Patients with psoriasis are at elevated risk of cardiovascular disease, coronary artery calcification, and the metabolic syndrome. The metabolic syndrome is associated with an increased risk of myocardial infarction (MI). The association between psoriasis and the metabolic syndrome is stronger in individuals with earlier age at onset or with more severe skin disease. A large-scale epidemiological study in the United Kingdom²⁶ showed that, compared with the general population, the relative risk of obesity in individuals with psoriasis was 1.3 to 1.8, depending on the severity of the psoriasis. For hypertension and dyslipidemia, relative risks were approximately 1.2 and 1.3, respectively; for diabetes mellitus, the relative risk was as much as 1.9 for those with severe psoriasis.²⁶

Given these cardiovascular risk factors, cigarette smoking may be particularly worrisome in the psoriatic population, and the rate of smoking²⁷ is also elevated in this group. Smoking has been shown to be a risk factor for the onset and exacerbation of psoriasis and palmoplantar pustulosis. Patients who smoke more than 20 cigarettes a day have been reported to be at a greater than 2-fold increased risk of severe psoriasis relative to nonsmokers. Clinicians should advocate smoking cessation programs and any other steps to correct modifiable cardiovascular risk factors.

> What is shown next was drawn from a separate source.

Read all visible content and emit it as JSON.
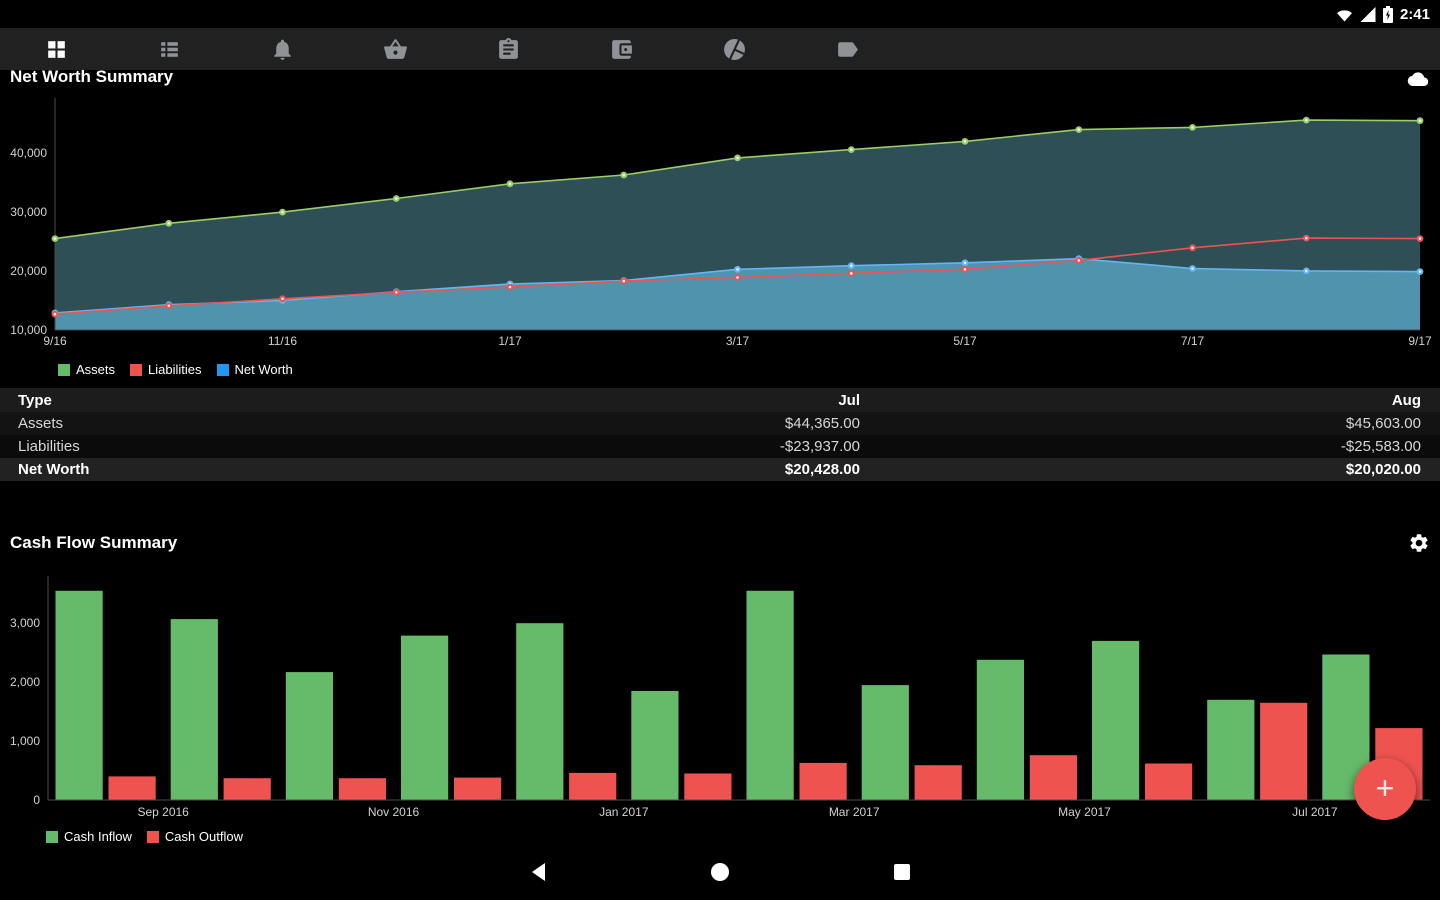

Psoriasis has been identified as an independent risk factor for MI, especially in patients with an early age at onset and more severe disease. In one large study comparing the incidence of MI in a control population and in patients with different levels of psoriasis severity, psoriasis emerged as an independent risk factor for incidence of MIs.¹ When expressed as a relative risk, this effect was most striking in younger individuals, a finding similar to other cardiovascular risk factors, such as metabolic syndrome. Psoriasis significantly predisposed patients to MI in other age groups as well. This increased MI incidence is directly related to cardiovascular mortality, which occurs at an elevated rate in individuals with severe psoriasis. The increased risk of major cardiovascular events appears to be most clinically significant in patients with more severe disease, with only very modest elevations in risk associated with mild disease.

Advances in psoriasis research continue to yield new approaches that promise ever more control of plaque psoriasis. The developments may well revolutionize care in coming years. However, they are unlikely to change the fundamental need for active engagement with the patient to ensure that the selected treatment is used appropriately. Our hard-won insights on the limits of treatment persistence in the real world will apply, no matter how subtly targeted the treatment options become. Even the most sophisticated drugs work only if the patient uses them.